Employees who have no specific appeals regarding their surveys can submit the completed survey for review to Line managers who will receive a notification of an assignment for review. The entire review process can be administered by appointed Ethics Advisors and COI board members who also review the COI submissions and monitor the overall progress.
Ethics advisors can monitor the program by extracting reports on all submissions, past dues and non-submissions. They can also request further clarifications from specific employees regarding specific cases, and the COI record is only closed when requirements are fully satisfied. A full disclosure status report can be extracted to analyze redundant surveys and modify guidance based on the review request received by the review committees.
How Can MetricStream Help:
- Create a Framework for COI Policies: The MetricStream system provides a central repository for storing and organizing all types of policies based on various templates and classification criteria. Relevant business units and subsidiaries can design assignments for creation, review and approval of COI policies. COI coordinators can gather COI disclosure information through scheduled assignments and notify employees of due dates for completion. Built-in, automated notification and alert functionality with configurable workflows facilitates policy distribution and acceptance. System can also configure and execute surveys, certifications and self-assessments to designated executives based on predefined templates and schedules.
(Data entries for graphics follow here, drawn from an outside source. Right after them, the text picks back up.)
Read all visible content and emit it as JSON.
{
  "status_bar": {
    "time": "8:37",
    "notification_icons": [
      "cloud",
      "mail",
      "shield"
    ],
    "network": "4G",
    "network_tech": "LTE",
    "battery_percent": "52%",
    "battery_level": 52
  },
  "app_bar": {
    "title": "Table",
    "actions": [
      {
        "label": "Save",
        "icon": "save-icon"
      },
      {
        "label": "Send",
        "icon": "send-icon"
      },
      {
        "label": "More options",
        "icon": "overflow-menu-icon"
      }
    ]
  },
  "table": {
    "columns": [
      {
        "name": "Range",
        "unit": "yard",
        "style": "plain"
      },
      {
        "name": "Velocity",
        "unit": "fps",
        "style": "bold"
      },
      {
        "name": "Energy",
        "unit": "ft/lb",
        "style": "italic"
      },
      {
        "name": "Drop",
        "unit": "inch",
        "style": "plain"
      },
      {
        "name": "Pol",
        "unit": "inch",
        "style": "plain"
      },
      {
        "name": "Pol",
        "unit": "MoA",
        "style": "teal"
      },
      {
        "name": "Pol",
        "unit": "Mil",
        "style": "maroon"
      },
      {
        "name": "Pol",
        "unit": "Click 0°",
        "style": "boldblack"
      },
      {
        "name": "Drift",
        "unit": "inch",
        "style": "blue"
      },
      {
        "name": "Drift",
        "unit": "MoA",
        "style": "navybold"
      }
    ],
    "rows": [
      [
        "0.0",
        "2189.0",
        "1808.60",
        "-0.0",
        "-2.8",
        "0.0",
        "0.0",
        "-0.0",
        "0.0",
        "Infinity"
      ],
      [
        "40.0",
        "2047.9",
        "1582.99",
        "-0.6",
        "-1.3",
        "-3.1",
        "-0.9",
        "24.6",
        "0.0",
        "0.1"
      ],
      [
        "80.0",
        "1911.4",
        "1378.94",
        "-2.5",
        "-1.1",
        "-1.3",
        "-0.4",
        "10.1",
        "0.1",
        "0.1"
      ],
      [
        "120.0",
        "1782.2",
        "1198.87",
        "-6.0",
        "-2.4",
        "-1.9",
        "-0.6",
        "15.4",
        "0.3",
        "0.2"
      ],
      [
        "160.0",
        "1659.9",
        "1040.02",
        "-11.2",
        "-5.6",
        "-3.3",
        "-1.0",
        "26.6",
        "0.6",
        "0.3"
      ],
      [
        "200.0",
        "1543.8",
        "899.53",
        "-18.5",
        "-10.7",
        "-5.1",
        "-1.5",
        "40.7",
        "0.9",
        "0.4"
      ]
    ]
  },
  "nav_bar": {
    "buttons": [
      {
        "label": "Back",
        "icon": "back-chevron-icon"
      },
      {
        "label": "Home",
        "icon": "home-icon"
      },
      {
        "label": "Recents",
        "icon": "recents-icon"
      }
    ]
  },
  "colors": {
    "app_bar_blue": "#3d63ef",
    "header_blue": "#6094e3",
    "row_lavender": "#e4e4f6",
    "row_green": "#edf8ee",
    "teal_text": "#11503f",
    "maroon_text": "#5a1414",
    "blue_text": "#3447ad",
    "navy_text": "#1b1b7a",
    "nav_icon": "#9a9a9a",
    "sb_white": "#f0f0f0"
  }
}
- Execute Surveys and Certifications: The MetricStream solution can manage and store your COI survey templates and define the various sections of the checklist. New surveys can be created by leveraging old template formats and enabling copying of data. The system supports role based assignment of surveys to desired respondents and requests them to complete surveys before they are due through automatically triggered email notifications. New workflow rules are created to schedule survey assignments on incidents such as new hire onboarding, promotions, quarterly and annual COI disclosure dates. The system can also identify COI from responses to survey questions and record survey responses as historical data for future use.
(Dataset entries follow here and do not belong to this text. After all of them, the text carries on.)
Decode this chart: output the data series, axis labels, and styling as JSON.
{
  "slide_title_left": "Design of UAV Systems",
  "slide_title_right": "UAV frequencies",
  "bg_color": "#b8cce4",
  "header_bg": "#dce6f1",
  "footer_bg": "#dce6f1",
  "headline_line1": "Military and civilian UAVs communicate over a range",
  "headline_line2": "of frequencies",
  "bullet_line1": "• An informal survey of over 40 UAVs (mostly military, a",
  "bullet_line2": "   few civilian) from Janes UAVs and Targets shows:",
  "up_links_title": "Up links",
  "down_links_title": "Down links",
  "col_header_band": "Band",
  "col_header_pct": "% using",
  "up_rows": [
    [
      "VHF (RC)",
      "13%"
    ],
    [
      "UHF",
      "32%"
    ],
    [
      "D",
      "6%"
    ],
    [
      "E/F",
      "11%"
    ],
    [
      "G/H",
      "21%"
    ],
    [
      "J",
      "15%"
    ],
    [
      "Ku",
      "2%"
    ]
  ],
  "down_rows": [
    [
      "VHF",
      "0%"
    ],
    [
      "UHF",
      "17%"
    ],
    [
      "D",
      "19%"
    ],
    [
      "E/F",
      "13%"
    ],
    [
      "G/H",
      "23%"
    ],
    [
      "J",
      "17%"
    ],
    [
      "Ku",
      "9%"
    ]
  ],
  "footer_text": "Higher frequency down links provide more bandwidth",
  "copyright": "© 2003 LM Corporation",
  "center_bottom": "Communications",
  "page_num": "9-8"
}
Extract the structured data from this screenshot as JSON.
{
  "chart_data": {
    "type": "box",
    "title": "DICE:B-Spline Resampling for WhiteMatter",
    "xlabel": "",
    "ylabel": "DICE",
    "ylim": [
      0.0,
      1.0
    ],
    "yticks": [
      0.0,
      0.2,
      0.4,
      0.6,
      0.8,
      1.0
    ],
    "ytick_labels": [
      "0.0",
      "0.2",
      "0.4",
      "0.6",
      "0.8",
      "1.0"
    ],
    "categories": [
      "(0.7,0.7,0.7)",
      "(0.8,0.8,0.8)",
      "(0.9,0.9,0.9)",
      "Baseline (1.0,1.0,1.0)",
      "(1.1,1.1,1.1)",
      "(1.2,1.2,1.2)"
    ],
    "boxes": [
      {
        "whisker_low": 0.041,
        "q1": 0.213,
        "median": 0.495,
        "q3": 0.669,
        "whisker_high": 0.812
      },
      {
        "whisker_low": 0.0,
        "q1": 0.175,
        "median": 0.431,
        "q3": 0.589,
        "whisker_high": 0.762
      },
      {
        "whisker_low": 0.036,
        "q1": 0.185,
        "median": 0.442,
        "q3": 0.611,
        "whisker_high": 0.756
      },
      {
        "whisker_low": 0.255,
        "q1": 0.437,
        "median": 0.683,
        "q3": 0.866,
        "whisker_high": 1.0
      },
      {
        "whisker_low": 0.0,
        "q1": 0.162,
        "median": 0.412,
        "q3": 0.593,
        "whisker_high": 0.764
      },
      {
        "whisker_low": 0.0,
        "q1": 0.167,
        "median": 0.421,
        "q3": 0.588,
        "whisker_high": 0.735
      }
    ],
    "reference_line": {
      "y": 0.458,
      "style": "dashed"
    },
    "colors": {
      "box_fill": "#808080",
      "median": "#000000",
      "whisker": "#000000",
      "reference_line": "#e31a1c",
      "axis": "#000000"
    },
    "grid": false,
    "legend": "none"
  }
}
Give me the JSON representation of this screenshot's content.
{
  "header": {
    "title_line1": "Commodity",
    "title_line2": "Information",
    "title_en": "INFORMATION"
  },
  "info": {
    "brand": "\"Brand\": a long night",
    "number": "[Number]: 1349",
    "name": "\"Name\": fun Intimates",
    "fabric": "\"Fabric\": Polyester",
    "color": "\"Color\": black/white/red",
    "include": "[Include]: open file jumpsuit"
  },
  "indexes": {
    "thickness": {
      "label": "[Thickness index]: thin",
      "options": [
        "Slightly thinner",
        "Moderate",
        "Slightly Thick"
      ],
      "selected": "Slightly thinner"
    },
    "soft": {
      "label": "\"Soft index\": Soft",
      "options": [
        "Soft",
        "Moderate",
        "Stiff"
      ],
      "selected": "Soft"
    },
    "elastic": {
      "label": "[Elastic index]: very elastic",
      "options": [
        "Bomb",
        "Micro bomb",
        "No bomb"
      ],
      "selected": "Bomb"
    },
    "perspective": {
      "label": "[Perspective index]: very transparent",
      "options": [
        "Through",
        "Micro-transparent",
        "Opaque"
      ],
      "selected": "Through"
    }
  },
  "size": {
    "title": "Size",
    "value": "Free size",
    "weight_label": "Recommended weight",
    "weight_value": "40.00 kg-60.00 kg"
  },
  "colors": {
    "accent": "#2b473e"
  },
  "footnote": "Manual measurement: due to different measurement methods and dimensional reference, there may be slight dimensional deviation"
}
- Continuous Monitoring of COI Incidents: The MetricStream system enables tracking of COI incidents by Ethics advisors and COI committee members right from initiation to closure. The solution provides continuous visibility into COI incidents by case type, automates workflows for remedial action, and supports regulatory reporting. A continuous monitoring process helps detect exceptions and validation errors in real time and enables real time responses from reviewers and policy makers.
- Integration: MetricStream's solution can be integrated with any existing HRM or ERP application to facilitate a one-time data load of employee or supplier data that can be linked with COI programs. This provides customers with the ability to modify programs as per the latest management changes and organizational hierarchy. Integration through installed active Directory and Single Sign-on systems, enable users' SSO login to the MetricStream application while working on their company networks.
- Reporting: The system supports creation of reports for ongoing, complete, incomplete and delinquent surveys. Administrators responsible for organizational COI and those with internal subsidiaries will be able to run timely reports to monitor findings and observations.